Daily Moving Averages: 21, 55, & 100: 2.448, 2.541, 2.515
Weekly Moving Averages: 21, 55, & 100: 2.513, 2.451, 2.404
We suggested that August had another leg to the upside for Thursday. WRONG!
It broke the downside pivot at 2.50 and has sealed the top of the pattern at the 2.56 area.
This has altered the pattern and signals a correction of the move up from 2.306.
August is seen retracing to 2.465 to 2.46 with a break below the minor pivot of 2.48.
The risk marker to the 2.46 level is 2.445.
August has initial resistance at 2.525 to 2.53. the minor pivot is 2.535.
The key upside pivot is 2.56. We are a seller of the rally.
Daily Moving Averages: 21, 55, & 100: 2.9514, 2.9176, 2.9137
Weekly Moving Averages: 21, 55, & 100: 2.9224, 2.9955, 2.9983
Although this pattern is nearing completion, it appears to have more upside to come before the peak is seen.
Our model sees August as being in the third wave of a five wave complex.
This segment has more upside before a pullback will be seen. The initial target is 3.13 to 3.1350.
However, a bust of 3.14 will nail a jump to 3.1650 to 3.17.
August has support just below its close for Thursday at 3.0950 to 3.09.
The minor pivot to this support is 3.0800.
But the key support for the pattern rests at 3.0760 to 3.070.
The key downside pivot is a daily settle below 3.0650. in this event an important top is seen that will probably last for a week or two.
We are a buyer of the dip at 3.0750 with a protective stop below 3.0650.

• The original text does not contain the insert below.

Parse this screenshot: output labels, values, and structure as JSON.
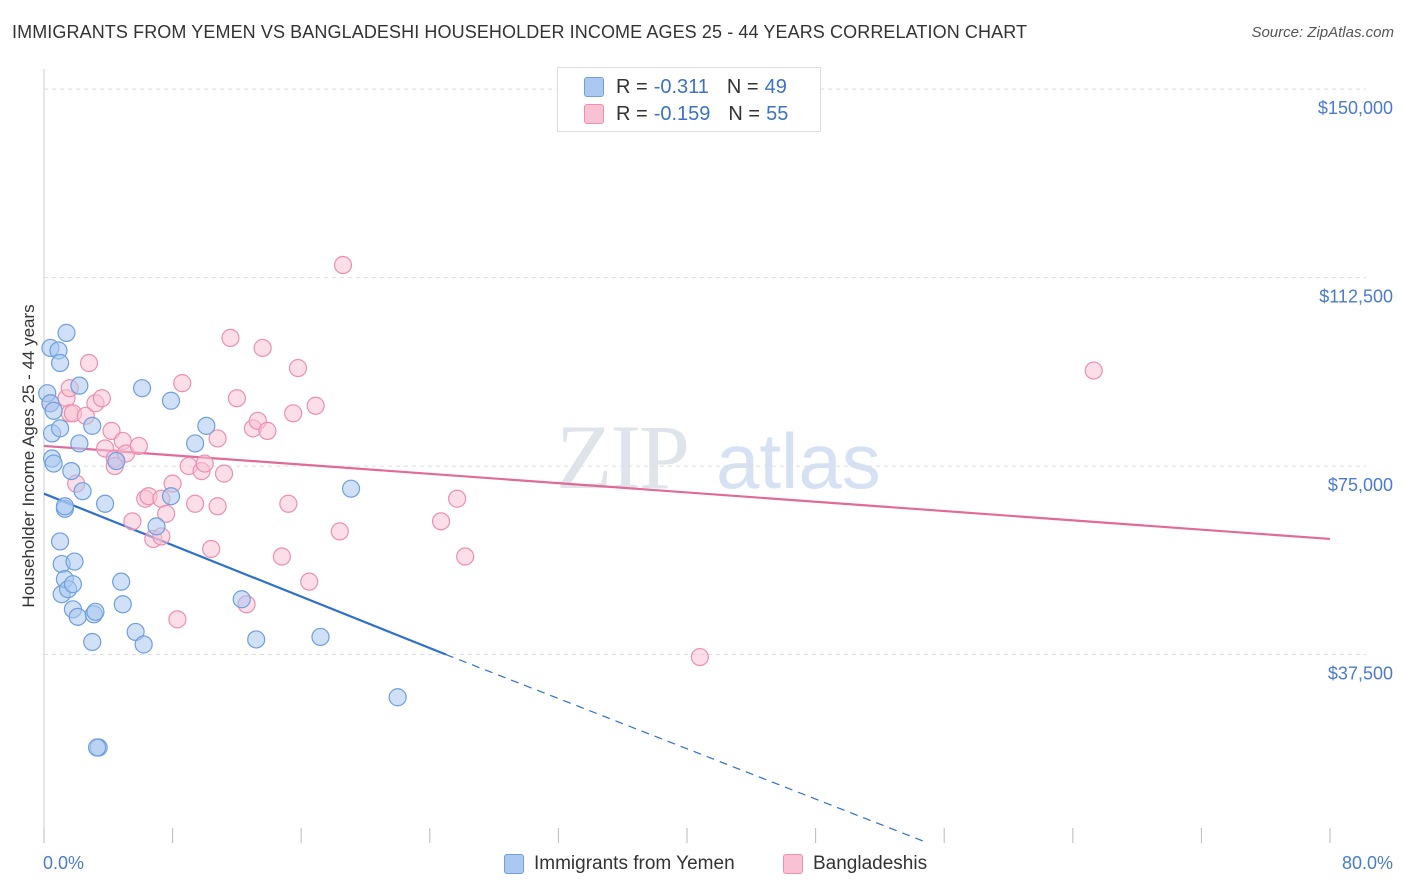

Daily Moving Averages: 21, 55, & 100: 3.677, 3.866, 3.909
Weekly Moving Averages: 21, 55, & 100: 3.880, 3.477, 3.236
Just as the sun has toasted so many on the beaches of the Northeast this week, so too were we toast in our forecast for Thursday.
Much better than expected inventories gave the bulls just what they needed.
The pivot at 3.72 once busted revealed a multitude of stops.
August’s rise is not complete.
There is likely to be a minor retracement from 3.835.
This will establish support at 3.75 to 3.73. This carries a risk marker of 3.71.
It is probable that August flies higher from this retracement.
If this model is correct, it will seek 3.8850 to 3.91.
The latter level represents the 100 DMA on the continuation chart.
While there is likely to be resistance there on the first pass, a daily settle above it will be very bullish.
An intraday break of the moving average will net a rise to 4.00.
We are a buyer of the dip at the 3.75 level. Our protective stop placed below 3.71.
Hopefully our sun scorched head will have better results Friday than Thursday.